When my restless, wandering mind turns longingly to visions of popular uprisings, this is what I'm really longing for: a ballet culture in which the ideas of the day are being contested even before they are fully hammered out. The higher the stakes, the louder the riot.
This, for me, is what makes the Ballets Russes so singular. European culture was undergoing a time of volatile transformations, and the ballet was rumbling right along with it. There is nothing pretty or pink or smiling about the savage gender relations and ruthless social forces in Nijinska's Les Noces, which starkly, abstractly depicts peasant wedding rituals. In her dances we see the classical infused with - and thus renewed by - modernism. We see the Russian revolution and civil war. We see a choreographic mind tussling with all of these things (just as we hear Stravinsky's musical mind tussling), in some places following her brother, and in others going much further.

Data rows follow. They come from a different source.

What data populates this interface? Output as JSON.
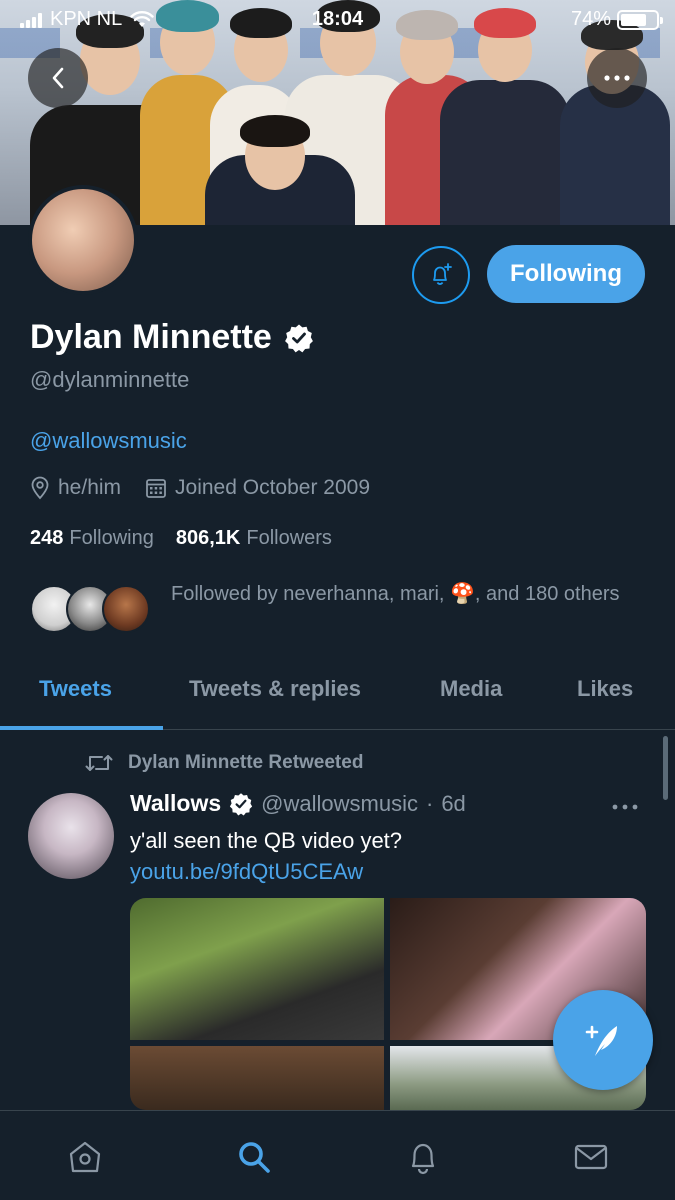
{
  "status_bar": {
    "carrier": "KPN NL",
    "time": "18:04",
    "battery": "74%",
    "battery_level": 0.74
  },
  "banner": {
    "back_icon": "chevron-left-icon",
    "more_icon": "more-horizontal-icon"
  },
  "profile": {
    "name": "Dylan Minnette",
    "handle": "@dylanminnette",
    "bio_link": "@wallowsmusic",
    "pronouns": "he/him",
    "joined": "Joined October 2009",
    "following_count": "248",
    "following_label": "Following",
    "followers_count": "806,1K",
    "followers_label": "Followers",
    "followed_by": "Followed by neverhanna, mari, 🍄, and 180 others",
    "follow_button": "Following"
  },
  "tabs": [
    {
      "label": "Tweets",
      "active": true
    },
    {
      "label": "Tweets & replies",
      "active": false
    },
    {
      "label": "Media",
      "active": false
    },
    {
      "label": "Likes",
      "active": false
    }
  ],
  "tweet": {
    "retweet_label": "Dylan Minnette Retweeted",
    "author_name": "Wallows",
    "author_handle": "@wallowsmusic",
    "time_sep": "·",
    "time": "6d",
    "text_prefix": "y'all seen the QB video yet? ",
    "link": "youtu.be/9fdQtU5CEAw"
  },
  "colors": {
    "background": "#15202b",
    "accent": "#4aa3e8",
    "secondary_text": "#8b98a5"
  }
}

Fokine and Stravinsky's Firebird, which proved too bizarre for Pavlova, who refused the title role, is a ballet about freedom. This is not simply fairytale, but a mission statement from a choreographer who, four years later, in 1914, wrote a letter to the London Times demanding that "the new ballet" follow its own dictates, yet allow "perfect freedom both to the scenic artist and the musician."
Today, performances of Ballets Russes works tend to be lavish, festive affairs in which a grand show is put on for all to ooh-and-ahh over. Diaghilev, ever the showman, would no doubt appreciate this, and so should we. But one suspects he might also appreciate a Ballets Russes celebration in which the involved artists honor what is now canonized history by tossing all of its most cherished values and sensibilities into the alleyway, in favor of a new ballet for the early 21st Century. I'd like to see those ladies at the bar taking a nap through that.